The hunt for a cure begins with telling the truth

In the pandemic fight, India must uphold the principle of truth and responsibility, starting at the highest levels

Updated - March 31, 2020 12:09 am IST

Published - March 31, 2020 12:02 am IST

Staring into the unblinking eyes of a global pandemic, many of us are re-discovering the importance of truth. Indians who travelled abroad in recent weeks hid their travel histories. Some went to the extent of taking paracetamol to lower their body temperature, thereby bypassing tests at airports. We were shocked that bureaucrats, even doctors, helped relatives evade quarantine. Now things are at a pass that journalists are being threatened for revealing the truth about how ill-equipped doctors and health workers are, or how ill-organised the state response is. We fret about the dishonesty — of individuals and of governments — since our lives are at stake. Yet, what were we expecting? An overnight transformation of the nation’s soul?

A receding of truth

Truth is often mocked as an inconvenience, as the domain of fools or saints. ‘Mahatma’ Gandhi finds few takers. We use his tools, demonstrations, fasts, marches, but we shun his core principles. Gandhiji called for ‘Satyagrah’, for resistance via truth, and for truth-telling itself becoming an article of faith. After Gandhiji’s assassination, however, truth began to recede from public discourse. Eventually, it became entirely dispensable. Matters have come to such a pass now that politicians can shrug off falsehoods uttered in public as ‘chunaavi jumla’, a tale told to win elections. Thus, elections have been degraded to a tall tale telling contest.

Meanwhile, peace activists are labelled terrorists. Doctors are imprisoned for months, despite having devoted themselves to the care of some of the most vulnerable among us. Businessmen form shell companies to take loans from banks. Forest and environmental clearances are a different kind of brazen lie.

When was the last time there was a massive public uproar about our leaders concealing truth, or flip-flopping on facts presented in court, or lying in Parliament? Assuming falsehoods were based on faulty information, when was the last time our leaders apologised for misleading us?

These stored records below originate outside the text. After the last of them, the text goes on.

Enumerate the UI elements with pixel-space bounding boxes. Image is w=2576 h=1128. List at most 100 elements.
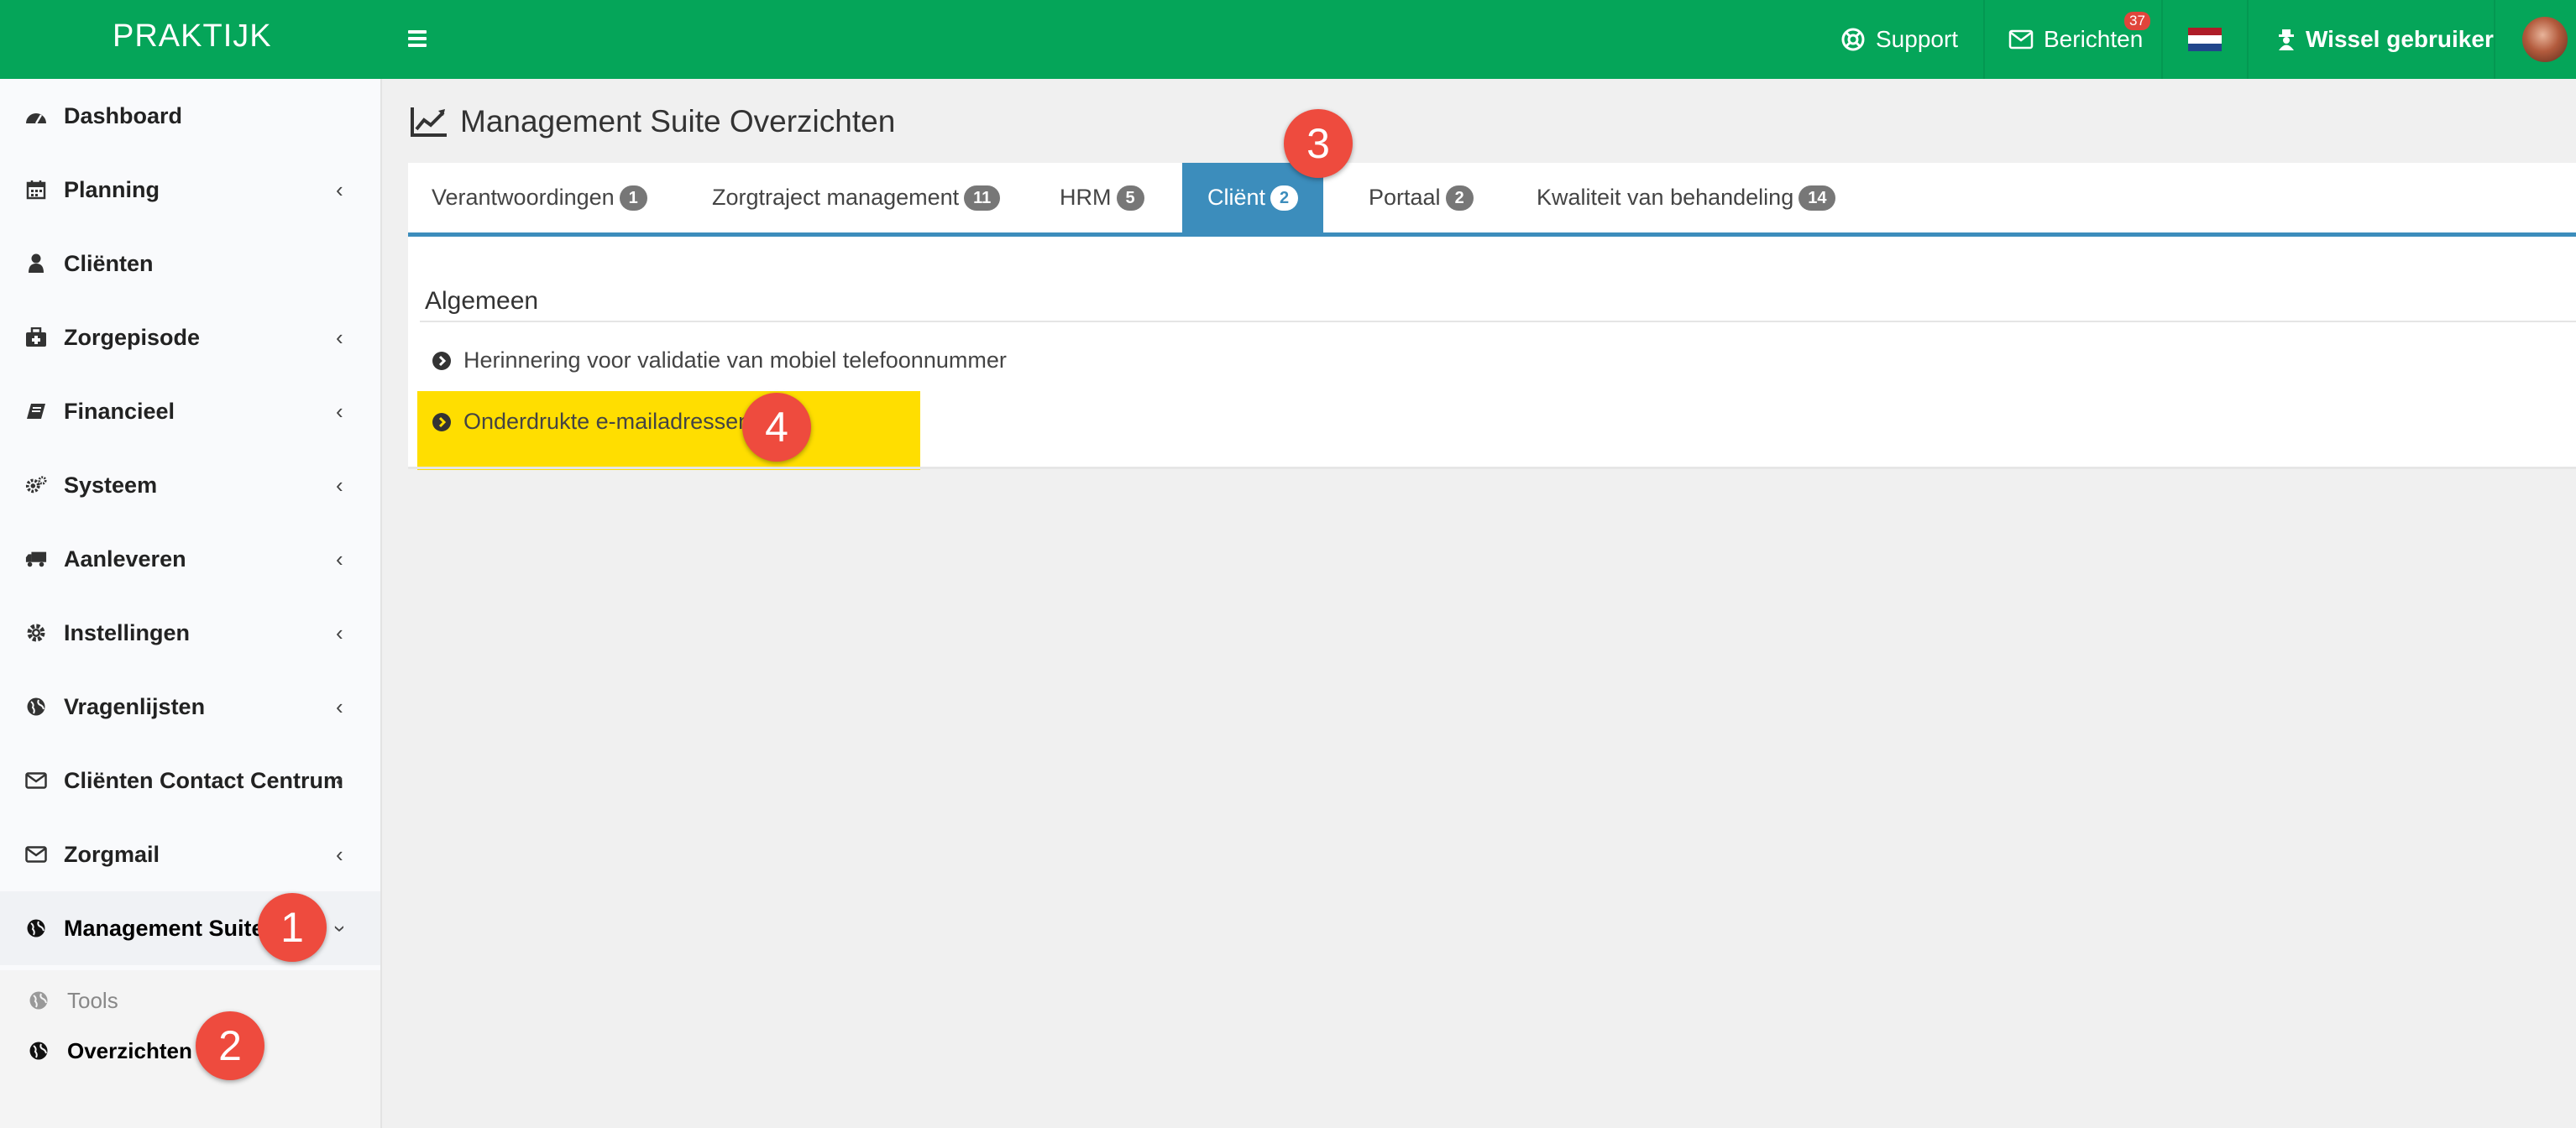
sidebar-item-label: Zorgmail	[64, 841, 160, 867]
sidebar-item-label: Vragenlijsten	[64, 693, 206, 719]
globe-icon	[28, 1040, 50, 1062]
user-icon	[25, 253, 47, 274]
step-marker-2: 2	[196, 1011, 264, 1080]
chevron-left-icon: ‹	[336, 767, 343, 793]
envelope-icon	[25, 843, 47, 865]
book-icon	[25, 400, 47, 422]
link-label: Herinnering voor validatie van mobiel te…	[463, 347, 1007, 373]
sidebar-item-zorgepisode[interactable]: Zorgepisode ‹	[0, 300, 380, 374]
step-marker-1: 1	[258, 893, 327, 962]
dashboard-icon	[25, 105, 47, 127]
sidebar-subitem-label: Overzichten	[67, 1037, 192, 1063]
chevron-left-icon: ‹	[336, 324, 343, 350]
chevron-left-icon: ‹	[336, 619, 343, 645]
sidebar-item-label: Instellingen	[64, 619, 191, 645]
sidebar: Dashboard Planning ‹ Cliënten Zorgepisod…	[0, 79, 382, 1128]
gear-icon	[25, 622, 47, 644]
sidebar-item-financieel[interactable]: Financieel ‹	[0, 374, 380, 448]
chevron-down-icon: ‹	[324, 924, 350, 932]
sidebar-item-instellingen[interactable]: Instellingen ‹	[0, 596, 380, 670]
tab-label: Kwaliteit van behandeling	[1537, 185, 1794, 210]
messages-count-badge: 37	[2124, 12, 2150, 30]
tab-portaal[interactable]: Portaal 2	[1345, 163, 1497, 232]
sidebar-item-label: Financieel	[64, 398, 175, 424]
switch-user-link[interactable]: Wissel gebruiker	[2277, 0, 2494, 79]
link-suppressed-email-addresses[interactable]: Onderdrukte e-mailadressen	[432, 409, 751, 435]
switch-user-label: Wissel gebruiker	[2306, 26, 2494, 52]
sidebar-subitem-tools[interactable]: Tools	[0, 975, 380, 1026]
sidebar-item-label: Dashboard	[64, 102, 183, 128]
envelope-icon	[25, 770, 47, 791]
envelope-icon	[2008, 29, 2034, 50]
tab-zorgtraject-management[interactable]: Zorgtraject management 11	[689, 163, 1024, 232]
divider	[2247, 0, 2249, 79]
messages-link[interactable]: Berichten	[2008, 0, 2143, 79]
sidebar-item-label: Aanleveren	[64, 546, 186, 572]
language-flag[interactable]	[2188, 0, 2222, 79]
medkit-icon	[25, 326, 47, 348]
chevron-left-icon: ‹	[336, 693, 343, 719]
page-title-text: Management Suite Overzichten	[460, 104, 896, 138]
globe-icon	[25, 917, 47, 939]
tab-count-badge: 11	[964, 185, 1001, 211]
tab-hrm[interactable]: HRM 5	[1036, 163, 1168, 232]
link-label: Onderdrukte e-mailadressen	[463, 409, 751, 434]
sidebar-item-dashboard[interactable]: Dashboard	[0, 79, 380, 153]
messages-label: Berichten	[2044, 26, 2144, 52]
divider	[2161, 0, 2163, 79]
calendar-icon	[25, 179, 47, 201]
chevron-left-icon: ‹	[336, 176, 343, 202]
chevron-left-icon: ‹	[336, 546, 343, 572]
page-title: Management Suite Overzichten	[410, 104, 895, 139]
sidebar-subitem-overzichten[interactable]: Overzichten	[0, 1026, 380, 1076]
step-marker-4: 4	[742, 393, 811, 462]
sidebar-item-clienten-contact-centrum[interactable]: Cliënten Contact Centrum ‹	[0, 744, 380, 817]
sidebar-item-systeem[interactable]: Systeem ‹	[0, 448, 380, 522]
sidebar-subitem-label: Tools	[67, 987, 118, 1013]
link-mobile-validation-reminder[interactable]: Herinnering voor validatie van mobiel te…	[432, 347, 1007, 373]
tab-count-badge: 2	[1270, 185, 1299, 211]
chevron-circle-right-icon	[432, 351, 451, 370]
globe-icon	[25, 696, 47, 718]
divider	[408, 467, 2576, 469]
chevron-circle-right-icon	[432, 412, 451, 431]
sidebar-item-label: Management Suite	[64, 915, 264, 941]
sidebar-item-label: Systeem	[64, 472, 158, 498]
sidebar-item-vragenlijsten[interactable]: Vragenlijsten ‹	[0, 670, 380, 744]
user-avatar[interactable]	[2522, 17, 2568, 62]
tab-label: HRM	[1060, 185, 1112, 210]
support-link[interactable]: Support	[1840, 0, 1958, 79]
tab-label: Zorgtraject management	[712, 185, 960, 210]
tab-count-badge: 2	[1445, 185, 1474, 211]
tab-kwaliteit-van-behandeling[interactable]: Kwaliteit van behandeling 14	[1513, 163, 1859, 232]
chevron-left-icon: ‹	[336, 398, 343, 424]
globe-icon	[28, 990, 50, 1011]
sidebar-item-clienten[interactable]: Cliënten	[0, 227, 380, 300]
tab-count-badge: 14	[1798, 185, 1836, 211]
hamburger-menu-icon[interactable]	[403, 22, 432, 55]
divider	[420, 321, 2576, 322]
step-marker-3: 3	[1284, 109, 1353, 178]
sidebar-item-zorgmail[interactable]: Zorgmail ‹	[0, 817, 380, 891]
chevron-left-icon: ‹	[336, 472, 343, 498]
netherlands-flag-icon	[2188, 28, 2222, 51]
top-navbar: PRAKTIJK Support Berichten 37 Wissel geb…	[0, 0, 2576, 79]
section-title: Algemeen	[425, 287, 539, 315]
brand-logo[interactable]: PRAKTIJK	[113, 18, 272, 55]
divider	[1983, 0, 1985, 79]
sidebar-item-label: Cliënten	[64, 250, 154, 276]
tab-label: Portaal	[1369, 185, 1441, 210]
tab-count-badge: 1	[619, 185, 647, 211]
sidebar-item-label: Zorgepisode	[64, 324, 201, 350]
user-secret-icon	[2279, 29, 2294, 50]
tab-verantwoordingen[interactable]: Verantwoordingen 1	[408, 163, 671, 232]
tab-strip: Verantwoordingen 1 Zorgtraject managemen…	[408, 163, 2576, 237]
sidebar-item-planning[interactable]: Planning ‹	[0, 153, 380, 227]
tab-label: Cliënt	[1207, 185, 1266, 210]
sidebar-submenu: Tools Overzichten	[0, 970, 380, 1128]
truck-icon	[25, 548, 47, 570]
line-chart-icon	[411, 107, 447, 137]
sidebar-item-label: Cliënten Contact Centrum	[64, 767, 344, 793]
sidebar-item-aanleveren[interactable]: Aanleveren ‹	[0, 522, 380, 596]
tab-count-badge: 5	[1116, 185, 1144, 211]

Far from seeing it as a ‘sin’, as a symptom of moral degradation with life-and-death consequences for us, we have grown inured to falsehood. I have lost count of the number of times I have heard admiration in the voices of fellow citizens when they comment upon politicians’ penchant for endlessly, inventively, lying to the nation. How then, in the middle of a terrifying pandemic, do we suddenly expect honesty?

The building of public character takes generations. It requires leaders who uphold the principle of honesty, who urge us to re-examine our intimate and perceived reality. Here is one such nugget of reality: India spends only 1.28% of its GDP on health. Here is another: over 55 million Indians were pushed below the poverty line in 2011-12 because of out-of-pocket health expenses. And another: in 2014-15, the government led by Prime Minister Modi slashed an already pitiful health budget by 20%. And this: despite warnings from the World Health Organization, despite COVID-19 deaths being reported in China and Italy, India continued to export protective medical equipment.

There are many more truths to confront. Sanitation workers are not given any protective equipment but are not allowed to stay home. They are expected to handle infected masks with their bare hands. Nor are they given soap and water on the spot. Do we really believe that the government intends to control the pandemic?

On the lockdown

A lockdown is useless unless all citizens are guaranteed food and shelter and medical aid on call. A government that announces a lockdown without making arrangements for the poor, the elderly, the already ailing, is simply adding to the body count. That is another truth. The spectre of a miserable, lonely death confronts us. But for us to resist such deaths, we must reject all the lies and obfuscations that lead up to it. There have been concerted attempts to deflect responsibility there. Listening to certain media commentators, one would imagine that the current Prime Minister is a composite of Jawaharlal Nehru, Sonia Gandhi and Rahul Gandhi, rather than the incumbent Narendra Modi.

The crisis staring us in the face requires quick, empathetic, creative decision-making. Health workers are begging the government for adequate protective equipment. Diverting existing factories and resources to this cause could have been an overnight decision two weeks ago. The Prime Minister’s relief fund had thousands of crores of rupees sitting in it. Food, transport and sanitation for migrant workers could have been organised. It should have taken two minutes to issue an order. We still do not know if and when the order was issued.

The argument that governments can only do so much has collapsed. Truth is, we do expect the government to pull out all the stops when our own lives are threatened. It is also clear that highly subsidised universities are necessary. We need doctors, scientists, social scientists, gender researchers, and journalists working in collaboration. We all need health care, water, electricity, Internet access. We do not need detention centres. We certainly do not need to spend one paisa on refashioning the Parliament building.

Those of us who have access to diverse news outlets have watched the way Kerala, Cuba and South Korea responded to the pandemic. The simple truth is, systems work best when they work for all. It is also clear that we can have such systems, but the first necessary step is to surrender caste, class and religious biases. We must decide now whether we want to pull together into a universal safety net, or be devoured by the virus of falsehood.